Reactivation of hippocampal place cell sequences during behavioral immobility and rest has been linked with both memory consolidation and navigational planning. Yet it remains to be investigated whether these functions are temporally segregated, occurring during different behavioral states. During a self-paced spatial task, awake hippocampal replay occurring either immediately before movement toward a reward location or just after arrival at a reward location preferentially involved cells consistent with the current trajectory. In contrast, during periods of extended immobility, no such biases were evident. Notably, the occurrence of task-focused reactivations predicted the accuracy of subsequent spatial decisions.
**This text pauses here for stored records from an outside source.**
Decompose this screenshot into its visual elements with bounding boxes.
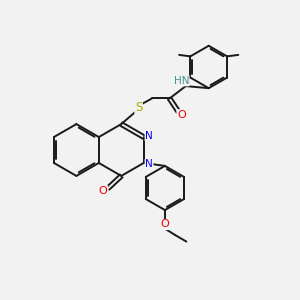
Text: O: O xyxy=(177,110,186,120)
Text: N: N xyxy=(145,130,153,141)
Text: HN: HN xyxy=(174,76,189,86)
Text: O: O xyxy=(160,220,169,230)
Text: N: N xyxy=(145,159,153,170)
Text: S: S xyxy=(135,100,142,113)
Text: O: O xyxy=(99,186,107,196)
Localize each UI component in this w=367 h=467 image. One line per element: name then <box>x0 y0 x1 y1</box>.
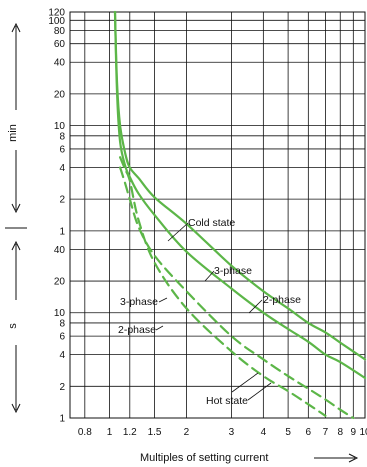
series-cold-state-2-phase <box>113 10 367 361</box>
label-2-phase-dashed: 2-phase <box>118 324 156 336</box>
y-tick-label: 1 <box>59 226 65 237</box>
label-cold-state: Cold state <box>188 217 235 229</box>
y-tick-label: 20 <box>54 277 66 288</box>
y-tick-label: 4 <box>59 350 65 361</box>
arrow-up-s-head <box>11 240 21 251</box>
x-tick-label: 2 <box>184 427 190 438</box>
x-tick-label: 0.8 <box>78 427 92 438</box>
y-tick-label: 6 <box>59 144 65 155</box>
x-tick-label: 8 <box>337 427 343 438</box>
y-tick-label: 8 <box>59 131 65 142</box>
y-tick-label: 4 <box>59 163 65 174</box>
y-tick-label: 10 <box>54 121 66 132</box>
arrow-right-x-head <box>348 453 359 463</box>
y-tick-label: 40 <box>54 58 66 69</box>
y-tick-label: 2 <box>59 382 65 393</box>
y-axis-unit-min: min <box>7 124 19 142</box>
label-3-phase-solid: 3-phase <box>214 265 252 277</box>
arrow-down-min-head <box>11 203 21 214</box>
x-tick-label: 1.5 <box>148 427 162 438</box>
y-tick-label: 80 <box>54 26 66 37</box>
x-tick-label: 9 <box>351 427 357 438</box>
y-tick-label: 20 <box>54 89 66 100</box>
x-axis-label: Multiples of setting current <box>140 452 268 464</box>
y-tick-label: 40 <box>54 245 66 256</box>
label-hot-state: Hot state <box>206 395 248 407</box>
x-tick-label: 1.2 <box>123 427 137 438</box>
y-tick-label: 1 <box>59 414 65 425</box>
x-tick-label: 7 <box>323 427 329 438</box>
label-2-phase-solid: 2-phase <box>263 294 301 306</box>
x-tick-label: 6 <box>306 427 312 438</box>
x-tick-label: 4 <box>261 427 267 438</box>
y-tick-label: 2 <box>59 195 65 206</box>
y-tick-label: 6 <box>59 332 65 343</box>
y-tick-label: 120 <box>48 8 65 19</box>
curves <box>113 10 367 420</box>
arrow-up-min-head <box>11 22 21 33</box>
label-3-phase-dashed: 3-phase <box>120 296 158 308</box>
label-leaders <box>155 222 272 401</box>
y-tick-label: 60 <box>54 39 66 50</box>
grid <box>69 11 366 419</box>
y-tick-label: 10 <box>54 308 66 319</box>
axis-arrows <box>5 22 359 463</box>
y-tick-label: 8 <box>59 318 65 329</box>
series-hot-state-3-phase <box>119 166 355 420</box>
series-hot-state-2-phase <box>119 156 327 417</box>
x-tick-label: 3 <box>229 427 235 438</box>
x-tick-label: 10 <box>359 427 367 438</box>
plot-frame <box>69 11 366 419</box>
arrow-down-s-head <box>11 403 21 414</box>
labels: 0.811.21.5234567891012010080604020108642… <box>48 8 367 439</box>
y-axis-unit-s: s <box>7 323 19 329</box>
x-tick-label: 5 <box>285 427 291 438</box>
x-tick-label: 1 <box>107 427 113 438</box>
series-cold-state-3-phase <box>113 10 367 380</box>
y-tick-label: 100 <box>48 16 65 27</box>
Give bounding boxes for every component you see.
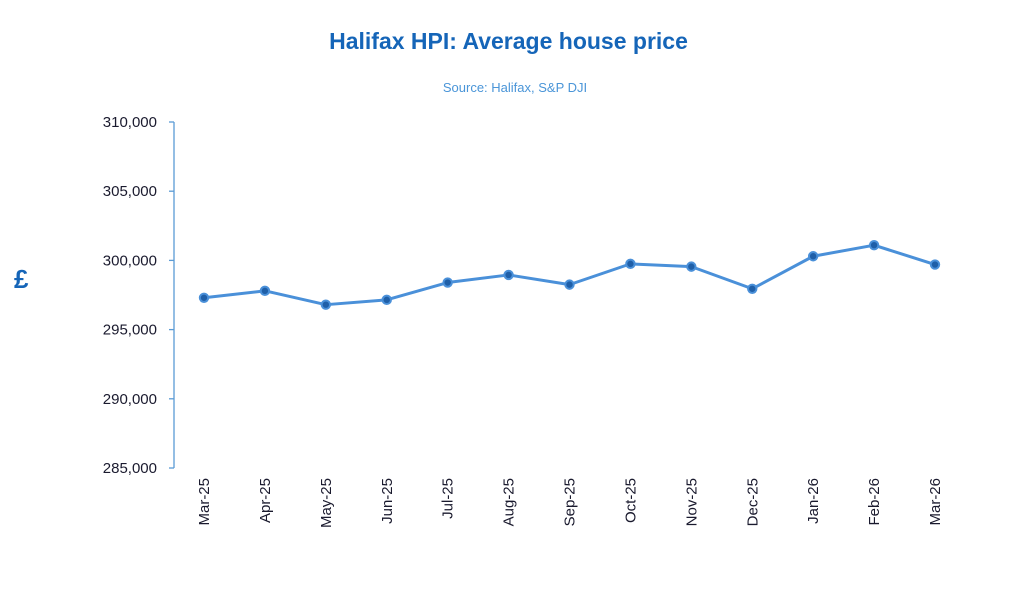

Additionally, during immobility, but not periods preceding or succeeding movement, grid cells in deep layers of the entorhinal cortex replayed coherently with the hippocampus. Thus, hippocampal reactivations dynamically and abruptly switch between operational modes in response to task demands, plausibly moving from a state favoring navigational planning to one geared toward memory consolidation.
Place cell replay content varies between periods of task engagement and disengagement
Upon arrival/before departure from reward sites, replay depicts task-relevant places
No such bias was observed during periods of extended immobility
Grid cells from deep MEC were coherent with place cells during extended stops
Ólafsdóttir et al. found that, upon arrival at and before departure from reward sites, but not during immobility, hippocampal replay depicts places related to current task demands. Occurrence of task-focused replay predicts decision accuracy. Grid cells were only coherent with replay during immobility.